As it happens, my relationship with the magazine is now under threat on this orange letter day:

Threatening letter

It puts me in mind of that fabulous National Lampoon magazine cover — the one with a picture of a dog with a gun to its head, and the tag line "Buy this magazine... or we shoot the dog".

Blowing in the wind...

Or should that be "Satellite of love"? School physics was never as interesting as this in the 1960s:

Blowing in the wind

Though I've used the BBC's graphic, I trimmed off their typo! Besides, I pay my licence fee, and they can see above where to find me. (And I'm still cross at the way their stupid, unnecessary DOGs threaten to burn on to my plasma screen.)

Oh dear. A gently muted "pop" from the vicinity of the microwave suggests the freshly-acquired NZ liver and bacon may have just gone critical. If so, I will soon be finding out how to clean mashed potato from the inside walls, I guess. Smells good, whatever happened down there. Still, the fuelling needs to occur (it's already nearly 14:00) before my next little trip can safely do so. Wish me luck.
Late breaking news: it was actually very tasty, thank you, Sainsbury's in Eastleigh.

Chipping away at the melancholy

I've decided (consciously or otherwise) that being a widower has no bearing on the pleasure I get from a good, long browse in a good, well-stocked bookshop.

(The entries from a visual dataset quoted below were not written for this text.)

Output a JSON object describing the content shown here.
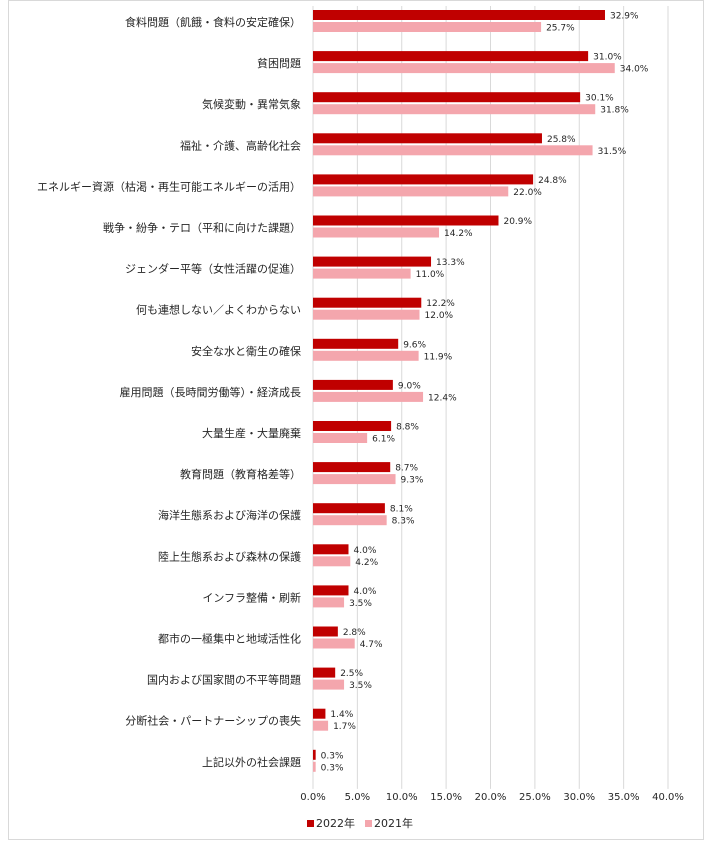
{
  "chart_data": {
    "type": "bar",
    "orientation": "horizontal",
    "categories": [
      "食料問題（飢餓・食料の安定確保）",
      "貧困問題",
      "気候変動・異常気象",
      "福祉・介護、高齢化社会",
      "エネルギー資源（枯渇・再生可能エネルギーの活用）",
      "戦争・紛争・テロ（平和に向けた課題）",
      "ジェンダー平等（女性活躍の促進）",
      "何も連想しない／よくわからない",
      "安全な水と衛生の確保",
      "雇用問題（長時間労働等）・経済成長",
      "大量生産・大量廃棄",
      "教育問題（教育格差等）",
      "海洋生態系および海洋の保護",
      "陸上生態系および森林の保護",
      "インフラ整備・刷新",
      "都市の一極集中と地域活性化",
      "国内および国家間の不平等問題",
      "分断社会・パートナーシップの喪失",
      "上記以外の社会課題"
    ],
    "series": [
      {
        "name": "2022年",
        "color": "#c00000",
        "values": [
          32.9,
          31.0,
          30.1,
          25.8,
          24.8,
          20.9,
          13.3,
          12.2,
          9.6,
          9.0,
          8.8,
          8.7,
          8.1,
          4.0,
          4.0,
          2.8,
          2.5,
          1.4,
          0.3
        ],
        "labels": [
          "32.9%",
          "31.0%",
          "30.1%",
          "25.8%",
          "24.8%",
          "20.9%",
          "13.3%",
          "12.2%",
          "9.6%",
          "9.0%",
          "8.8%",
          "8.7%",
          "8.1%",
          "4.0%",
          "4.0%",
          "2.8%",
          "2.5%",
          "1.4%",
          "0.3%"
        ]
      },
      {
        "name": "2021年",
        "color": "#f4a6ad",
        "values": [
          25.7,
          34.0,
          31.8,
          31.5,
          22.0,
          14.2,
          11.0,
          12.0,
          11.9,
          12.4,
          6.1,
          9.3,
          8.3,
          4.2,
          3.5,
          4.7,
          3.5,
          1.7,
          0.3
        ],
        "labels": [
          "25.7%",
          "34.0%",
          "31.8%",
          "31.5%",
          "22.0%",
          "14.2%",
          "11.0%",
          "12.0%",
          "11.9%",
          "12.4%",
          "6.1%",
          "9.3%",
          "8.3%",
          "4.2%",
          "3.5%",
          "4.7%",
          "3.5%",
          "1.7%",
          "0.3%"
        ]
      }
    ],
    "xlim": [
      0,
      40
    ],
    "xticks": [
      0,
      5,
      10,
      15,
      20,
      25,
      30,
      35,
      40
    ],
    "xtick_labels": [
      "0.0%",
      "5.0%",
      "10.0%",
      "15.0%",
      "20.0%",
      "25.0%",
      "30.0%",
      "35.0%",
      "40.0%"
    ],
    "grid": "vertical",
    "legend_position": "bottom-center",
    "gridline_color": "#d9d9d9"
  }
}
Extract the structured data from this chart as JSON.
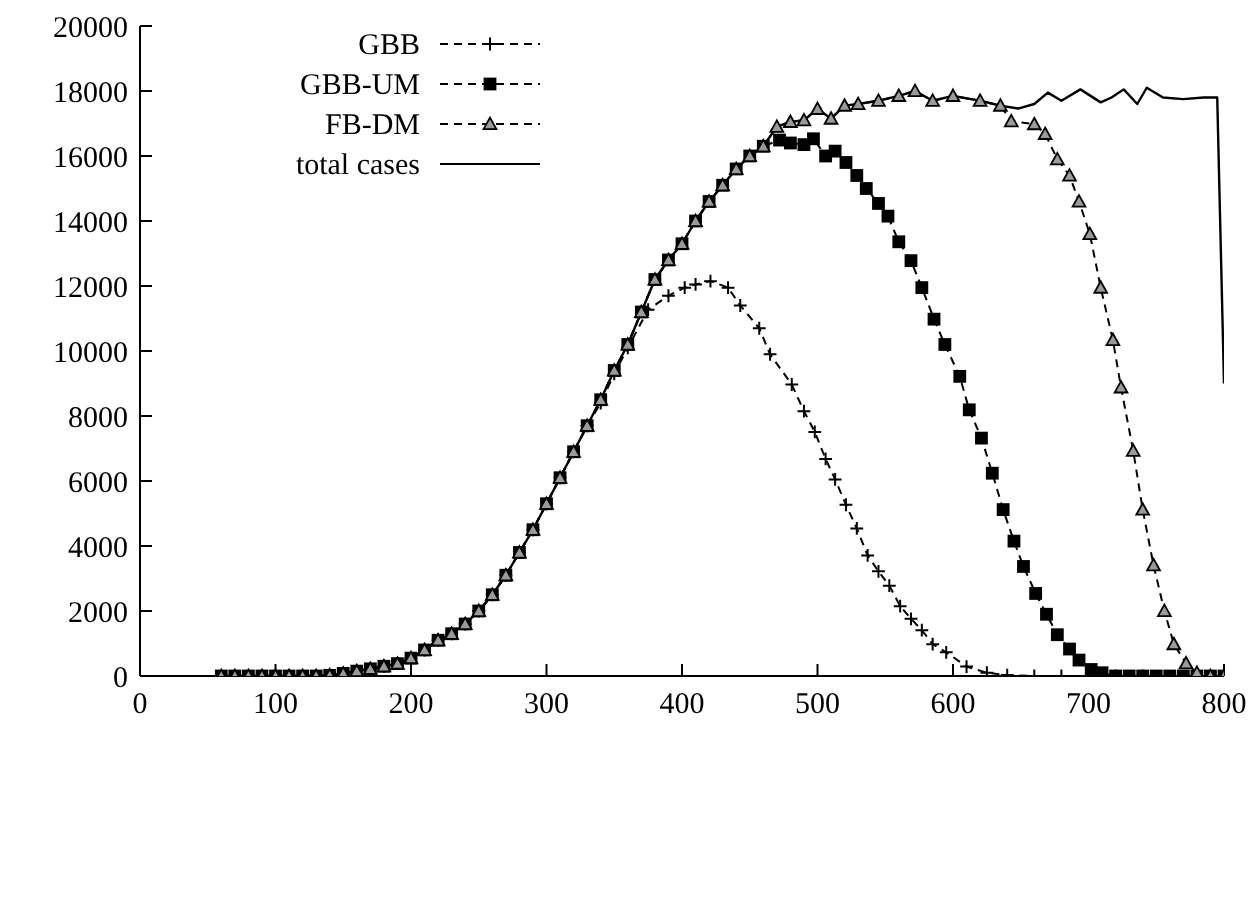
{
  "chart_data": {
    "type": "line",
    "xlim": [
      0,
      800
    ],
    "xticks": [
      0,
      100,
      200,
      300,
      400,
      500,
      600,
      700,
      800
    ],
    "ylim": [
      0,
      20000
    ],
    "yticks": [
      0,
      2000,
      4000,
      6000,
      8000,
      10000,
      12000,
      14000,
      16000,
      18000,
      20000
    ],
    "legend": "top left",
    "series": [
      {
        "name": "GBB",
        "color": "#000000",
        "marker": "cross",
        "line_style": "dashed",
        "x": [
          60,
          70,
          80,
          90,
          100,
          110,
          120,
          130,
          140,
          150,
          160,
          170,
          180,
          190,
          200,
          210,
          220,
          230,
          240,
          250,
          260,
          270,
          280,
          290,
          300,
          310,
          320,
          330,
          340,
          350,
          360,
          375,
          390,
          402,
          410,
          421,
          434,
          443,
          457,
          465,
          481,
          490,
          498,
          506,
          513,
          521,
          529,
          537,
          545,
          553,
          561,
          569,
          577,
          585,
          595,
          610,
          625,
          640,
          660,
          680,
          700,
          720,
          740
        ],
        "values": [
          0,
          0,
          0,
          0,
          0,
          0,
          0,
          0,
          20,
          80,
          150,
          220,
          300,
          380,
          550,
          800,
          1100,
          1300,
          1600,
          2000,
          2500,
          3100,
          3800,
          4500,
          5300,
          6100,
          6900,
          7700,
          8400,
          9300,
          10100,
          11270,
          11700,
          11950,
          12050,
          12150,
          11950,
          11400,
          10700,
          9900,
          8970,
          8150,
          7510,
          6680,
          6050,
          5270,
          4540,
          3710,
          3220,
          2780,
          2150,
          1760,
          1410,
          980,
          730,
          290,
          100,
          30,
          0,
          0,
          0,
          0,
          0
        ]
      },
      {
        "name": "GBB-UM",
        "color": "#000000",
        "marker": "square",
        "line_style": "dashed",
        "x": [
          60,
          70,
          80,
          90,
          100,
          110,
          120,
          130,
          140,
          150,
          160,
          170,
          180,
          190,
          200,
          210,
          220,
          230,
          240,
          250,
          260,
          270,
          280,
          290,
          300,
          310,
          320,
          330,
          340,
          350,
          360,
          370,
          380,
          390,
          400,
          410,
          420,
          430,
          440,
          450,
          460,
          472,
          480,
          490,
          497,
          506,
          513,
          521,
          529,
          536,
          545,
          552,
          560,
          569,
          577,
          586,
          594,
          605,
          612,
          621,
          629,
          637,
          645,
          652,
          661,
          669,
          677,
          686,
          693,
          702,
          710,
          720,
          730,
          740,
          750,
          760,
          770,
          780,
          790,
          800
        ],
        "values": [
          0,
          0,
          0,
          0,
          0,
          0,
          0,
          0,
          20,
          80,
          150,
          220,
          300,
          380,
          550,
          800,
          1100,
          1300,
          1600,
          2000,
          2500,
          3100,
          3800,
          4500,
          5300,
          6100,
          6900,
          7700,
          8500,
          9400,
          10200,
          11200,
          12200,
          12800,
          13300,
          14000,
          14600,
          15100,
          15600,
          16000,
          16300,
          16490,
          16400,
          16350,
          16530,
          16000,
          16150,
          15800,
          15400,
          15000,
          14540,
          14150,
          13360,
          12780,
          11950,
          10980,
          10200,
          9220,
          8190,
          7320,
          6240,
          5120,
          4150,
          3370,
          2540,
          1900,
          1270,
          830,
          490,
          200,
          100,
          0,
          0,
          0,
          0,
          0,
          0,
          0,
          0,
          0
        ]
      },
      {
        "name": "FB-DM",
        "color": "#000000",
        "marker": "triangle",
        "line_style": "dashed",
        "x": [
          60,
          70,
          80,
          90,
          100,
          110,
          120,
          130,
          140,
          150,
          160,
          170,
          180,
          190,
          200,
          210,
          220,
          230,
          240,
          250,
          260,
          270,
          280,
          290,
          300,
          310,
          320,
          330,
          340,
          350,
          360,
          370,
          380,
          390,
          400,
          410,
          420,
          430,
          440,
          450,
          460,
          470,
          480,
          490,
          500,
          510,
          520,
          530,
          545,
          560,
          572,
          585,
          600,
          620,
          635,
          643,
          660,
          668,
          677,
          686,
          693,
          701,
          709,
          718,
          724,
          733,
          740,
          748,
          756,
          763,
          772,
          780,
          790,
          800
        ],
        "values": [
          0,
          0,
          0,
          0,
          0,
          0,
          0,
          0,
          20,
          80,
          150,
          220,
          300,
          380,
          550,
          800,
          1100,
          1300,
          1600,
          2000,
          2500,
          3100,
          3800,
          4500,
          5300,
          6100,
          6900,
          7700,
          8500,
          9400,
          10200,
          11200,
          12200,
          12800,
          13300,
          14000,
          14600,
          15100,
          15600,
          16000,
          16300,
          16900,
          17050,
          17100,
          17450,
          17150,
          17550,
          17600,
          17700,
          17850,
          18000,
          17700,
          17850,
          17700,
          17550,
          17070,
          16980,
          16680,
          15900,
          15400,
          14600,
          13600,
          11950,
          10340,
          8880,
          6930,
          5120,
          3410,
          2000,
          980,
          390,
          100,
          0,
          0
        ]
      },
      {
        "name": "total cases",
        "color": "#000000",
        "marker": "none",
        "line_style": "solid",
        "x": [
          60,
          80,
          100,
          120,
          140,
          150,
          160,
          170,
          180,
          190,
          200,
          210,
          220,
          230,
          240,
          250,
          260,
          270,
          280,
          290,
          300,
          310,
          320,
          330,
          340,
          350,
          360,
          370,
          380,
          390,
          400,
          410,
          420,
          430,
          440,
          450,
          460,
          470,
          480,
          490,
          500,
          510,
          520,
          530,
          545,
          560,
          572,
          585,
          600,
          620,
          635,
          648,
          660,
          670,
          680,
          694,
          709,
          717,
          726,
          736,
          743,
          755,
          770,
          785,
          795,
          800
        ],
        "values": [
          0,
          0,
          0,
          0,
          20,
          80,
          150,
          220,
          300,
          380,
          550,
          800,
          1100,
          1300,
          1600,
          2000,
          2500,
          3100,
          3800,
          4500,
          5300,
          6100,
          6900,
          7700,
          8500,
          9400,
          10200,
          11200,
          12200,
          12800,
          13300,
          14000,
          14600,
          15100,
          15600,
          16000,
          16300,
          16900,
          17050,
          17100,
          17450,
          17150,
          17550,
          17600,
          17700,
          17850,
          18000,
          17700,
          17850,
          17700,
          17550,
          17460,
          17600,
          17950,
          17700,
          18050,
          17650,
          17800,
          18050,
          17600,
          18100,
          17800,
          17750,
          17800,
          17800,
          9000
        ]
      }
    ]
  }
}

And hence my little afternoon outing down to the Borders in Southampton. There's almost as much pleasure to be derived, in all honesty, from casually watching other browsers, seeing how young parents still try to inculcate (or perhaps "instil" would be more appropriate?) a love of books and reading into their children. So between WH Smug at lunchtime and now I can add the following items to my little lists:

I also pootled around the (rather pitiful) PCWorld as it was within easy walking distance, but there was no sign of that tiny tasty laptop. Aside to Christa: the little pyramid of bricks opposite Furniture World is once again plumbed in and being used as a fountain. Toys 'R' Us has become a car dealership. But your Staples is still going strong. And it's an incredibly liberating (anti-melancholic) feeling to drive back home under, as it were, my own steam. Thank you again for this final birthday present, my love.

Now (23:30) watched the second hour of Cranford — not entirely a barrel of laughs. But amused to see the name of one of my heroines in the credits: Posy Simmonds did the title design. And Big Bro's been having problems with his new over-heating Toshiba laptop, though he's back online with a new system motherboard and cooling fan (which runs non-stop — clearly modelled on Bro himself).

  

Footnotes

1  Becoming the IBM laboratory "mole" turned my hair grey pretty quickly.
2  Back when — dare I say it? — that was still a real newspaper.
3  Having just (21:55 or so) finished scouring the small-print lists at the back of this nice little magazine while in the bath (perfect size for it, by the way) I was appalled to find just how much the hardback dust-jacketed edition of the first published CS Lewis "Narnia" story (that dear Mama was happy to discard from my shelves many many years ago while I was off getting my engineering education) could now fetch. (Ironically, probably not as appalled as she would now be — not that she would believe it, of course! Or claim to remember it.) I need a cup of the cup that soothes.